- 著者
-
岡崎 和夫
- 出版者
- 日本語学会
- 雑誌
- 日本語の研究 (ISSN:13495119)
- 巻号頁・発行日
- vol.7, no.3, pp.33-48, 2011-07
この稿は、暦日の吉凶の謂いの表出をになう語の歴史的探究を目的とし、『高倉院厳島御幸記』、『古今著聞集』、『愚管抄』、『春のみ山路』、『鎌倉遺文』、『延慶本平家物語』など中世前期(鎌倉期)ごろの日本語を反映するとみとめられる諸資料を中心にその用例、またその用例に関する注釈的見解について検証を試み、(1)院政期までと同様、鎌倉期に至ってもなお「ひなみ」の暦日語としての確例は容易に見出し難いと判断される。
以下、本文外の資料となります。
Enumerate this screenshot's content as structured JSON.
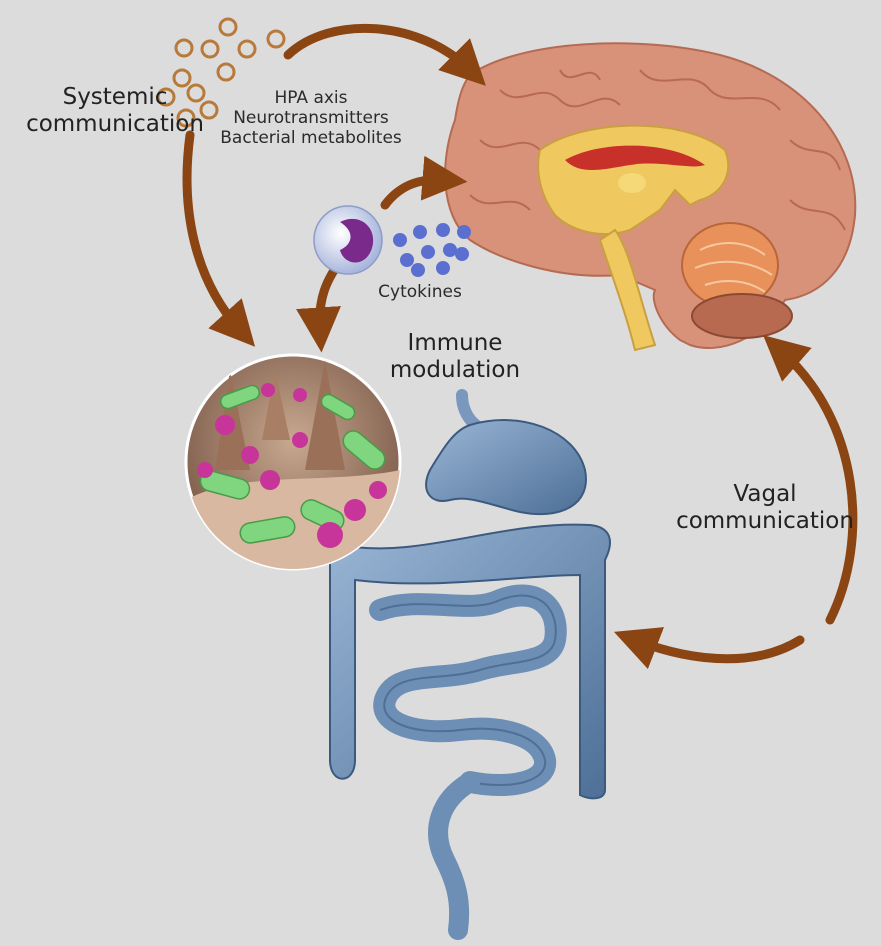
{
  "labels": {
    "systemic_line1": "Systemic",
    "systemic_line2": "communication",
    "factor_1": "HPA axis",
    "factor_2": "Neurotransmitters",
    "factor_3": "Bacterial metabolites",
    "cytokines": "Cytokines",
    "immune_line1": "Immune",
    "immune_line2": "modulation",
    "vagal_line1": "Vagal",
    "vagal_line2": "communication"
  },
  "colors": {
    "background": "#dcdcdc",
    "arrow": "#8b4513",
    "brain": "#d9927a",
    "brain_inner": "#f0c860",
    "cerebellum": "#e8915a",
    "intestine": "#6d8fb5",
    "intestine_dark": "#3c5a80",
    "cytokine_dot": "#5a6fd0",
    "immune_cell_nucleus": "#7a2a8a",
    "bacteria_green": "#7fd67f",
    "bacteria_magenta": "#c8359a"
  }
}
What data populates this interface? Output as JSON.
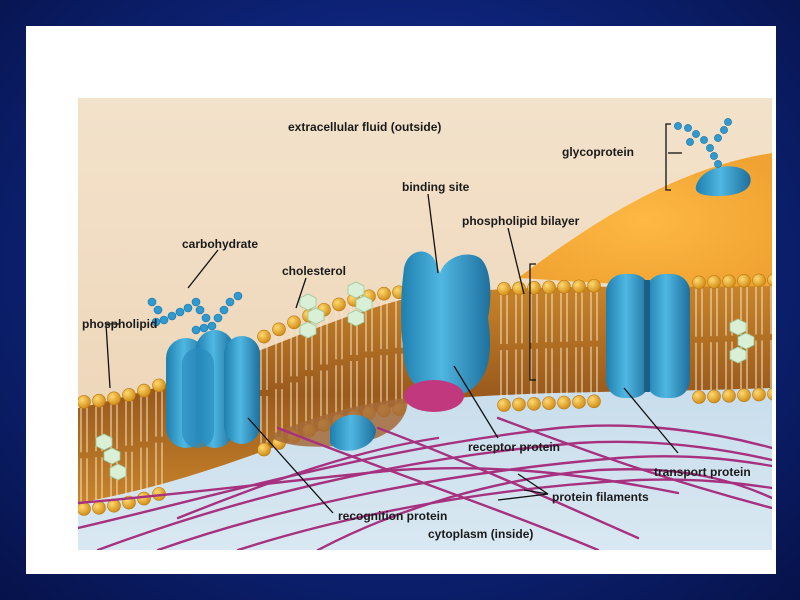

(2)(1)にもかかわらず、『古今著聞集』や『愚管抄』など漢字表記例「日次」の認められる本文のばあい、従来の注釈的諸研究は、いずれも、その根拠を提示しないまま「ひなみ」の語としての認定がなされており、あらためて古代の暦日語彙のありようをふまえ、先入的認識を排除したたしかな知見の構築が求められる。(3)平安朝期全般にわたって、物語、日記、説話ほかの諸作品本文に暦日の吉凶の意をあらわす専用の語としておおくの確例のみとめられた「ひついで」は、なお、こののちも鎌倉期以降の資料においてもその確例をみとめ得るが、これまでのところ、管見に入った用例は何れも中世後期(室町末期)内に摂せられる。(4)(3)のいっぽう、「ひがら」は、暦日の吉凶の謂いの確実な古例がすでに鎌倉中後期にみとめられ、ひきつづいてのちの時期にも確例がみとめられるが、中世期全般を総じても、管見に入った総用例数は僅少である。の諸点をはじめとして日本語史にかかわるあらたな知見を呈示する。